Written in 1927 and published posthumously in 1941, "The Case of Charles Dexter Ward" seems a fulcrum, perhaps the first full-out essay of the new approach, and remains among the strongest tales. Gone are the more rococo verbal flourishes, the adjectives groaning with weight. Extensive use of documents—letters, journals, newspaper pieces—gives the tale a firm grounding in the textures of everyday life, in fact a kind of hyperreality, and the telling is at a remove: matter-of-fact, almost clinical. Interestingly enough, this is also the tale in which the Cthulhu mythology makes its first full-blown appearance.

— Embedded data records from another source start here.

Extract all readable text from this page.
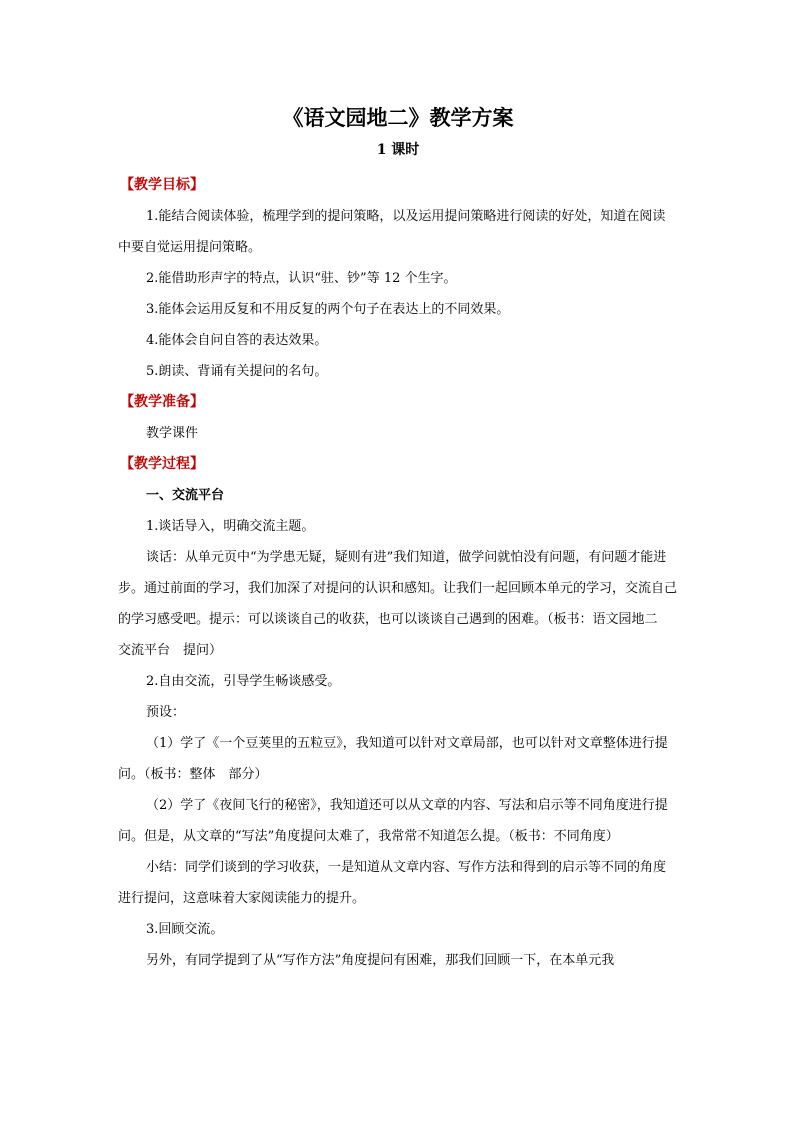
《语文园地二》教学方案
1 课时
【教学目标】

1.能结合阅读体验，梳理学到的提问策略，以及运用提问策略进行阅读的好处，知道在阅读中要自觉运用提问策略。

2.能借助形声字的特点，认识“驻、钞”等 12 个生字。

3.能体会运用反复和不用反复的两个句子在表达上的不同效果。

4.能体会自问自答的表达效果。

5.朗读、背诵有关提问的名句。

【教学准备】

教学课件

【教学过程】

一、交流平台

1.谈话导入，明确交流主题。

谈话：从单元页中“为学患无疑，疑则有进”我们知道，做学问就怕没有问题，有问题才能进步。通过前面的学习，我们加深了对提问的认识和感知。让我们一起回顾本单元的学习，交流自己的学习感受吧。提示：可以谈谈自己的收获，也可以谈谈自己遇到的困难。（板书：语文园地二　交流平台　提问）

2.自由交流，引导学生畅谈感受。

预设：

（1）学了《一个豆荚里的五粒豆》，我知道可以针对文章局部，也可以针对文章整体进行提问。（板书：整体　部分）

（2）学了《夜间飞行的秘密》，我知道还可以从文章的内容、写法和启示等不同角度进行提问。但是，从文章的“写法”角度提问太难了，我常常不知道怎么提。（板书：不同角度）

小结：同学们谈到的学习收获，一是知道从文章内容、写作方法和得到的启示等不同的角度进行提问，这意味着大家阅读能力的提升。

3.回顾交流。

另外，有同学提到了从“写作方法”角度提问有困难，那我们回顾一下，在本单元我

"From a private hospital for the insane near Providence, Rhode Island, there recently disappeared an exceedingly singular person. He bore the name of Charles Dexter Ward, and was placed under restraint most reluctantly by the grieving father who had watched his aberration grow from a mere eccentricity to a dark mania involving both a possibility of murderous tendencies and a profound and peculiar change in the apparent contents of his mind."

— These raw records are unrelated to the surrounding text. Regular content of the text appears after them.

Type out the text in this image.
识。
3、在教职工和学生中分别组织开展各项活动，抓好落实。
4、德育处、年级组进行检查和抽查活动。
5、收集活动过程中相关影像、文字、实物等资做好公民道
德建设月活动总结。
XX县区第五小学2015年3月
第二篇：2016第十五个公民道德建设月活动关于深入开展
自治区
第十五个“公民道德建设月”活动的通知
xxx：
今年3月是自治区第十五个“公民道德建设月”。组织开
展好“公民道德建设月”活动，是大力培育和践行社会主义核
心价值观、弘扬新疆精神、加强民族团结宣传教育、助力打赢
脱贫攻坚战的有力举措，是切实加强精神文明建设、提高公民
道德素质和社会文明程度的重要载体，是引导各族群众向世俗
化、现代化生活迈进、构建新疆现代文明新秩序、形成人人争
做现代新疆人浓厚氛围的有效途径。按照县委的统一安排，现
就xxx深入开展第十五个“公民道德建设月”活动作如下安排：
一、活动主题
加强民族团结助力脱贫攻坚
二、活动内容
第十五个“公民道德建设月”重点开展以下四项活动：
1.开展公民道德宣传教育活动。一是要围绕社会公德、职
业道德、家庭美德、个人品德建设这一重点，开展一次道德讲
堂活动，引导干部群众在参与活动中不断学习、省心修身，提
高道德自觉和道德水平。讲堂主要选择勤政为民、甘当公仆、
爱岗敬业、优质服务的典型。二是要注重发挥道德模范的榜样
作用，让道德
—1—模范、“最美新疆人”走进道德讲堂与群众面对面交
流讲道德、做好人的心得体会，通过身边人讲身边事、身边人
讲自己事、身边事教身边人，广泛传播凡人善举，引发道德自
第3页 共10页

In "The Call of Cthulhu" a year earlier, Lovecraft wrote: "The most merciful thing in the world, I think, is the inability of the human mind to correlate all its contents. We live on a placid island of ignorance in the midst of black seas of infinity, and it was not meant that we should voyage far. The sciences, each straining in its own direction, have hitherto harmed us little; but some day the piecing together of dissociated knowledge will open up such terrifying vistas of reality, and of our frightful position therein, that we shall either go mad from the revelation or flee from the deadly light into the peace and safety of a new dark age."

Lovecraft's work is about all those things. Ignorance, madness, science, dark ages, flight, the voids within and without. The realization that our prideful, hard-won "knowledge" amounts to little or nothing. The scratching of outside shapes and entities on the known universe's utmost rim.

Over the seventy or eighty years since its creation, and over the forty or so years since I last read it, that work retains its power, and now reasserts its singularity. If we can speak of an American genius, that genius may well be in its quirkiness. By and large our novel is not, on the European model, one about the individual's finding his proper place in society, but one in which the individual finds himself set against society. We remain, to some extent will always remain (in that blue place at the back of our heads), frontiersmen. This dogged individualism is the source of much of our most vital art and writing—like that of Howard Phillips Lovecraft.